Вернулся Нифидий со своими людьми. Все – выдохшиеся и понурые после схватки с огнем.
– Он продолжает расти, – стянув шлем, проговорил Нимфидий. – Пришлось отступить из центра города. – Он сел и уперся потными руками в колени.
– Все целы? – спросил я.
– Мои люди – да, но многим горожанам не удалось выбраться. – Он обхватил руками голову, как будто хотел выдавить из своего сознания увиденные на пожарище картины. – Завтра надо будет разрушить все строения у подножия этого холма: каждый дом, каждую инсулу, все лавки до единой, все святилища и все конюшни. Необходимо создать противопожарную преграду такой ширины, чтобы огонь не смог через нее перепрыгнуть. Займемся прямо с утра, пока он не успел сюда подобраться.
В темноте предпринимать какие-либо действия бессмысленно, и я отправился спать. Вернее, я не спал, а лежал на походной кровати и притворялся, будто сплю. Решил, что если притворюсь, то, возможно, смогу уснуть.
Но мысли проносились в голове, точно испуганные, разбегающиеся во все стороны крысы.
Огонь накатывает волнами, пожирает людей, разрушает нашу историю, уничтожает все осязаемые свидетельства наших достижений и побед: щиты и трофеи, добытые в войнах на далеких землях.
Страх.
Что дальше?

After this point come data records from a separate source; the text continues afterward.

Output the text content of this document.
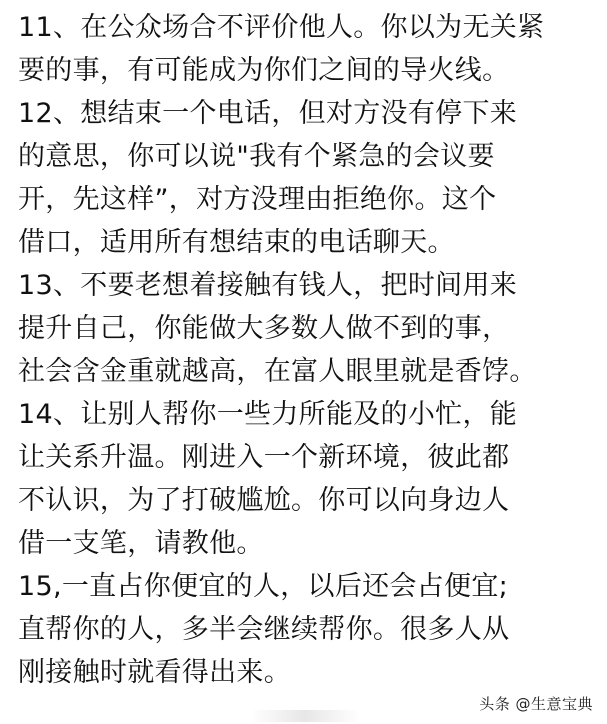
11、在公众场合不评价他人。你以为无关紧
要的事，有可能成为你们之间的导火线。
12、想结束一个电话，但对方没有停下来
的意思，你可以说"我有个紧急的会议要
开，先这样”，对方没理由拒绝你。这个
借口，适用所有想结束的电话聊天。
13、不要老想着接触有钱人，把时间用来
提升自己，你能做大多数人做不到的事，
社会含金重就越高，在富人眼里就是香饽。
14、让别人帮你一些力所能及的小忙，能
让关系升温。刚进入一个新环境，彼此都
不认识，为了打破尴尬。你可以向身边人
借一支笔，请教他。
15,一直占你便宜的人，以后还会占便宜;
直帮你的人，多半会继续帮你。很多人从
刚接触时就看得出来。
头条 @生意宝典
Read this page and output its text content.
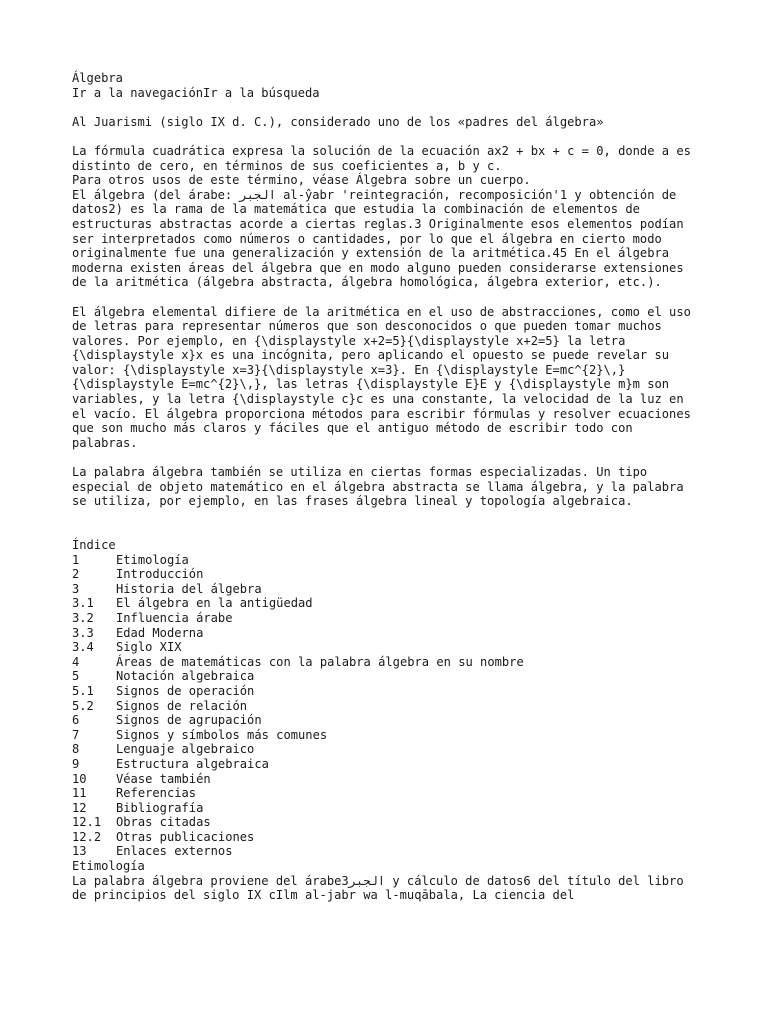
Álgebra

Ir a la navegaciónIr a la búsqueda

Al Juarismi (siglo IX d. C.), considerado uno de los «padres del álgebra»

La fórmula cuadrática expresa la solución de la ecuación ax2 + bx + c = 0, donde a es distinto de cero, en términos de sus coeficientes a, b y c.

Para otros usos de este término, véase Álgebra sobre un cuerpo.

El álgebra (del árabe: الجبر al-ŷabr 'reintegración, recomposición'1 y obtención de datos2) es la rama de la matemática que estudia la combinación de elementos de estructuras abstractas acorde a ciertas reglas.3 Originalmente esos elementos podían ser interpretados como números o cantidades, por lo que el álgebra en cierto modo originalmente fue una generalización y extensión de la aritmética.45 En el álgebra moderna existen áreas del álgebra que en modo alguno pueden considerarse extensiones de la aritmética (álgebra abstracta, álgebra homológica, álgebra exterior, etc.).

El álgebra elemental difiere de la aritmética en el uso de abstracciones, como el uso de letras para representar números que son desconocidos o que pueden tomar muchos valores. Por ejemplo, en {\displaystyle x+2=5}{\displaystyle x+2=5} la letra {\displaystyle x}x es una incógnita, pero aplicando el opuesto se puede revelar su valor: {\displaystyle x=3}{\displaystyle x=3}. En {\displaystyle E=mc^{2}\,}{\displaystyle E=mc^{2}\,}, las letras {\displaystyle E}E y {\displaystyle m}m son variables, y la letra {\displaystyle c}c es una constante, la velocidad de la luz en el vacío. El álgebra proporciona métodos para escribir fórmulas y resolver ecuaciones que son mucho más claros y fáciles que el antiguo método de escribir todo con palabras.

La palabra álgebra también se utiliza en ciertas formas especializadas. Un tipo especial de objeto matemático en el álgebra abstracta se llama álgebra, y la palabra se utiliza, por ejemplo, en las frases álgebra lineal y topología algebraica.

Índice

1	Etimología
2	Introducción
3	Historia del álgebra
3.1	El álgebra en la antigüedad
3.2	Influencia árabe
3.3	Edad Moderna
3.4	Siglo XIX
4	Áreas de matemáticas con la palabra álgebra en su nombre
5	Notación algebraica
5.1	Signos de operación
5.2	Signos de relación
6	Signos de agrupación
7	Signos y símbolos más comunes
8	Lenguaje algebraico
9	Estructura algebraica
10	Véase también
11	Referencias
12	Bibliografía
12.1	Obras citadas
12.2	Otras publicaciones
13	Enlaces externos

Etimología

La palabra álgebra proviene del árabe3الجبر y cálculo de datos6 del título del libro de principios del siglo IX cIlm al-jabr wa l-muqābala, La ciencia del
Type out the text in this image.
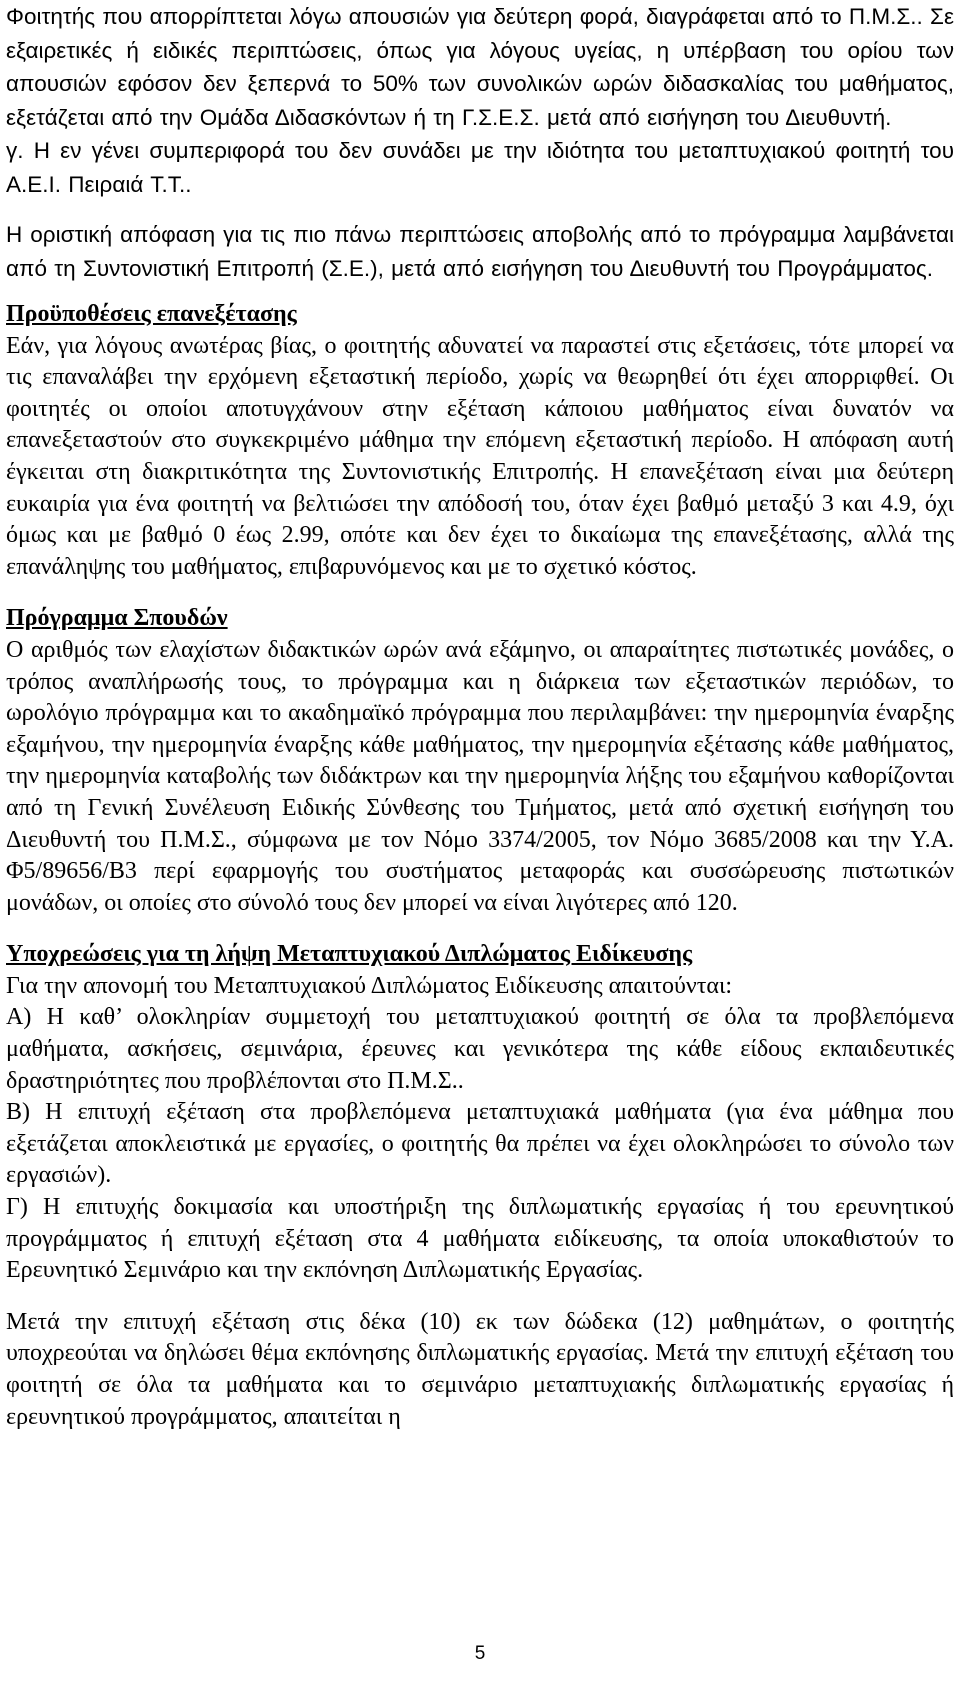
Φοιτητής που απορρίπτεται λόγω απουσιών για δεύτερη φορά, διαγράφεται από το Π.Μ.Σ.. Σε εξαιρετικές ή ειδικές περιπτώσεις, όπως για λόγους υγείας, η υπέρβαση του ορίου των απουσιών εφόσον δεν ξεπερνά το 50% των συνολικών ωρών διδασκαλίας του μαθήματος, εξετάζεται από την Ομάδα Διδασκόντων ή τη Γ.Σ.Ε.Σ. μετά από εισήγηση του Διευθυντή.

γ. Η εν γένει συμπεριφορά του δεν συνάδει με την ιδιότητα του μεταπτυχιακού φοιτητή του Α.Ε.Ι. Πειραιά Τ.Τ..

Η οριστική απόφαση για τις πιο πάνω περιπτώσεις αποβολής από το πρόγραμμα λαμβάνεται από τη Συντονιστική Επιτροπή (Σ.Ε.), μετά από εισήγηση του Διευθυντή του Προγράμματος.

Προϋποθέσεις επανεξέτασης
Εάν, για λόγους ανωτέρας βίας, ο φοιτητής αδυνατεί να παραστεί στις εξετάσεις, τότε μπορεί να τις επαναλάβει την ερχόμενη εξεταστική περίοδο, χωρίς να θεωρηθεί ότι έχει απορριφθεί. Οι φοιτητές οι οποίοι αποτυγχάνουν στην εξέταση κάποιου μαθήματος είναι δυνατόν να επανεξεταστούν στο συγκεκριμένο μάθημα την επόμενη εξεταστική περίοδο. Η απόφαση αυτή έγκειται στη διακριτικότητα της Συντονιστικής Επιτροπής. Η επανεξέταση είναι μια δεύτερη ευκαιρία για ένα φοιτητή να βελτιώσει την απόδοσή του, όταν έχει βαθμό μεταξύ 3 και 4.9, όχι όμως και με βαθμό 0 έως 2.99, οπότε και δεν έχει το δικαίωμα της επανεξέτασης, αλλά της επανάληψης του μαθήματος, επιβαρυνόμενος και με το σχετικό κόστος.
Πρόγραμμα Σπουδών
Ο αριθμός των ελαχίστων διδακτικών ωρών ανά εξάμηνο, οι απαραίτητες πιστωτικές μονάδες, ο τρόπος αναπλήρωσής τους, το πρόγραμμα και η διάρκεια των εξεταστικών περιόδων, το ωρολόγιο πρόγραμμα και το ακαδημαϊκό πρόγραμμα που περιλαμβάνει: την ημερομηνία έναρξης εξαμήνου, την ημερομηνία έναρξης κάθε μαθήματος, την ημερομηνία εξέτασης κάθε μαθήματος, την ημερομηνία καταβολής των διδάκτρων και την ημερομηνία λήξης του εξαμήνου καθορίζονται από τη Γενική Συνέλευση Ειδικής Σύνθεσης του Τμήματος, μετά από σχετική εισήγηση του Διευθυντή του Π.Μ.Σ., σύμφωνα με τον Νόμο 3374/2005, τον Νόμο 3685/2008 και την Υ.Α. Φ5/89656/Β3 περί εφαρμογής του συστήματος μεταφοράς και συσσώρευσης πιστωτικών μονάδων, οι οποίες στο σύνολό τους δεν μπορεί να είναι λιγότερες από 120.
Υποχρεώσεις για τη λήψη Μεταπτυχιακού Διπλώματος Ειδίκευσης
Για την απονομή του Μεταπτυχιακού Διπλώματος Ειδίκευσης απαιτούνται:
Α) Η καθ’ ολοκληρίαν συμμετοχή του μεταπτυχιακού φοιτητή σε όλα τα προβλεπόμενα μαθήματα, ασκήσεις, σεμινάρια, έρευνες και γενικότερα της κάθε είδους εκπαιδευτικές δραστηριότητες που προβλέπονται στο Π.Μ.Σ..
Β) Η επιτυχή εξέταση στα προβλεπόμενα μεταπτυχιακά μαθήματα (για ένα μάθημα που εξετάζεται αποκλειστικά με εργασίες, ο φοιτητής θα πρέπει να έχει ολοκληρώσει το σύνολο των εργασιών).
Γ) Η επιτυχής δοκιμασία και υποστήριξη της διπλωματικής εργασίας ή του ερευνητικού προγράμματος ή επιτυχή εξέταση στα 4 μαθήματα ειδίκευσης, τα οποία υποκαθιστούν το Ερευνητικό Σεμινάριο και την εκπόνηση Διπλωματικής Εργασίας.
Μετά την επιτυχή εξέταση στις δέκα (10) εκ των δώδεκα (12) μαθημάτων, ο φοιτητής υποχρεούται να δηλώσει θέμα εκπόνησης διπλωματικής εργασίας. Μετά την επιτυχή εξέταση του φοιτητή σε όλα τα μαθήματα και το σεμινάριο μεταπτυχιακής διπλωματικής εργασίας ή ερευνητικού προγράμματος, απαιτείται η
5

Что нас ждет? Что удастся спасти? Что уцелеет? Хоть что-то уцелеет?
Поппея.
Надо послать ей весточку, дать знать о том, что творится в Риме. Но нам здесь нужна каждая пара рук, и с моей стороны посылать гонца в Антиум с одним-единственным письмом слишком эгоистично. Да и как описать полыхающий Рим?
Но Поппея заслуживает того, чтобы знать о происходящем. Промолчать и не рассказать о пожаре было бы неуважением и по отношению к ней, и по отношению к погибшим в огне.
Решил подождать и рассказать обо всем при встрече. Но как скоро мы встретимся? И каким к этому моменту станет наш мир?
Мир, который предстал моим глазам на следующее утро, был полон разрушений. Насытившаяся за ночь огненная тварь снова начала расползаться, словно яркое пульсирующее пятно.
Шел пятый день пожара. Мы собрались на вершине холма и с болью в сердце смотрели вниз, на город.